Why is there so much bad news?

Bad news sells. Local house on fire: tune in to see the dramatic footage. We interrupt this program to bring you this special report: violent crime, mega-storm, trial-of-the-century, police car chase . . . we’ve all had our shows interrupted.

“If it bleeds it leads” is a common saying in news rooms across the country. It suggests that if a story includes death or injury, then it will likely lead to higher ratings. Let’s assume that for-profit media companies do what they do to make a profit. Consider news programs. They pick stories that build and maintain an audience. The more people watch, the more money they make.

So what attracts us to these stories? We have evolved as cognitive misers; that is to say, we have trained our brains to detect the unusual. We pay attention to the unusual because it may be a threat or opportunity. This has proven very useful in our development and survival.

As we go through our daily lives, a very small number of us see a tornado or violent crime. So to see a tornado, a house fire, or a crime scene; is novel, unusual and stimulating to our brains. It is like some unseen force draws us to pay attention. Have you ever noticed traffic backed-up when all the lanes are clear; but there are cars on the side of the road that have been in an accident? People slow down to look, and traffic resumes normal speed immediately after the wrecked cars.

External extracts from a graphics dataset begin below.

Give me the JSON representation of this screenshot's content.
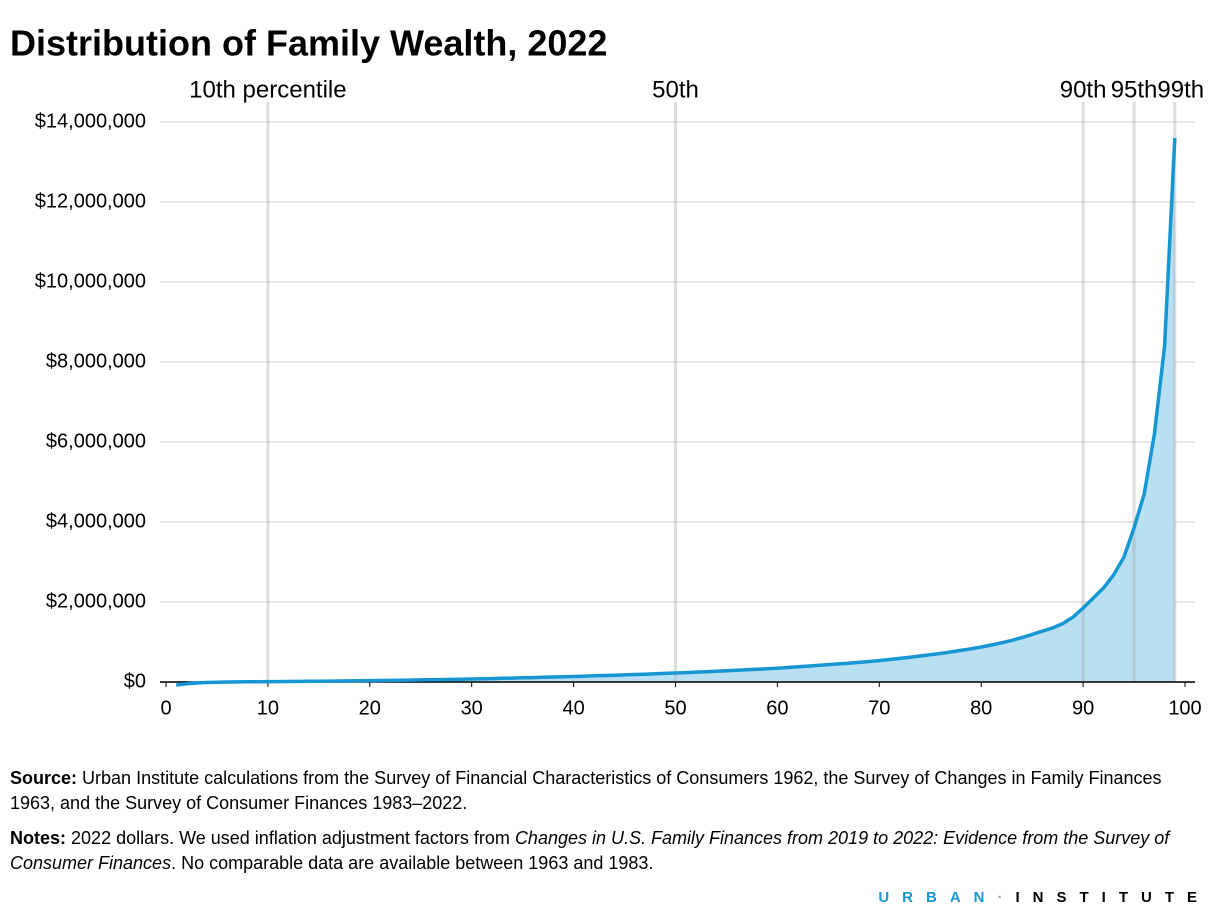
{
  "chart_data": {
    "type": "area",
    "title": "Distribution of Family Wealth, 2022",
    "color": "#1696d2",
    "fill": "#b9dff2",
    "grid": true,
    "x": [
      1,
      2,
      3,
      4,
      5,
      6,
      7,
      8,
      9,
      10,
      11,
      12,
      13,
      14,
      15,
      16,
      17,
      18,
      19,
      20,
      21,
      22,
      23,
      24,
      25,
      26,
      27,
      28,
      29,
      30,
      31,
      32,
      33,
      34,
      35,
      36,
      37,
      38,
      39,
      40,
      41,
      42,
      43,
      44,
      45,
      46,
      47,
      48,
      49,
      50,
      51,
      52,
      53,
      54,
      55,
      56,
      57,
      58,
      59,
      60,
      61,
      62,
      63,
      64,
      65,
      66,
      67,
      68,
      69,
      70,
      71,
      72,
      73,
      74,
      75,
      76,
      77,
      78,
      79,
      80,
      81,
      82,
      83,
      84,
      85,
      86,
      87,
      88,
      89,
      90,
      91,
      92,
      93,
      94,
      95,
      96,
      97,
      98,
      99
    ],
    "values": [
      -80000,
      -45000,
      -25000,
      -12000,
      -5000,
      0,
      3000,
      5000,
      7000,
      9000,
      11000,
      13000,
      15000,
      17000,
      19000,
      22000,
      25000,
      28000,
      31000,
      34000,
      37000,
      40000,
      44000,
      48000,
      52000,
      56000,
      60000,
      65000,
      70000,
      75000,
      80000,
      86000,
      92000,
      98000,
      104000,
      110000,
      117000,
      124000,
      131000,
      138000,
      146000,
      154000,
      162000,
      170000,
      178000,
      187000,
      196000,
      205000,
      215000,
      225000,
      236000,
      247000,
      258000,
      269000,
      280000,
      292000,
      304000,
      317000,
      330000,
      345000,
      362000,
      380000,
      398000,
      416000,
      434000,
      452000,
      470000,
      490000,
      512000,
      536000,
      562000,
      590000,
      620000,
      650000,
      680000,
      712000,
      750000,
      790000,
      830000,
      875000,
      925000,
      980000,
      1040000,
      1110000,
      1190000,
      1270000,
      1350000,
      1460000,
      1620000,
      1850000,
      2100000,
      2350000,
      2680000,
      3120000,
      3850000,
      4700000,
      6200000,
      8400000,
      13600000
    ],
    "xlim": [
      0,
      100
    ],
    "xticks": [
      0,
      10,
      20,
      30,
      40,
      50,
      60,
      70,
      80,
      90,
      100
    ],
    "ylim": [
      0,
      14000000
    ],
    "yticks": [
      {
        "value": 0,
        "label": "$0"
      },
      {
        "value": 2000000,
        "label": "$2,000,000"
      },
      {
        "value": 4000000,
        "label": "$4,000,000"
      },
      {
        "value": 6000000,
        "label": "$6,000,000"
      },
      {
        "value": 8000000,
        "label": "$8,000,000"
      },
      {
        "value": 10000000,
        "label": "$10,000,000"
      },
      {
        "value": 12000000,
        "label": "$12,000,000"
      },
      {
        "value": 14000000,
        "label": "$14,000,000"
      }
    ],
    "annotations": [
      {
        "x": 10,
        "label": "10th percentile"
      },
      {
        "x": 50,
        "label": "50th"
      },
      {
        "x": 90,
        "label": "90th"
      },
      {
        "x": 95,
        "label": "95th"
      },
      {
        "x": 99,
        "label": "99th"
      }
    ]
  },
  "source": {
    "label": "Source:",
    "text": "Urban Institute calculations from the Survey of Financial Characteristics of Consumers 1962, the Survey of Changes in Family Finances 1963, and the Survey of Consumer Finances 1983–2022."
  },
  "notes": {
    "label": "Notes:",
    "text1": "2022 dollars. We used inflation adjustment factors from",
    "italic1": "Changes in U.S. Family Finances from 2019 to 2022: Evidence from the Survey of Consumer Finances",
    "text2": ". No comparable data are available between 1963 and 1983."
  },
  "logo": [
    "URBAN",
    "INSTITUTE"
  ]
}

So they show us the unusual and we watch. Everybody wins?

The danger is that we fill our focus and attention with negative news; and neglect the truth that the vast majority of people are kind and help others. If we look for bad news we will find it. If, instead, we look for opportunities to be kind and to help; that is what we will find.

If we are not mindful, it is easy to think of the overrepresented “bad news” as more common than it is. Thankfully, people are generally kind. Being nice is not unusual. We are likely to experience good deeds in our daily lives. It is up to us to renew our focus on good deeds and being kind.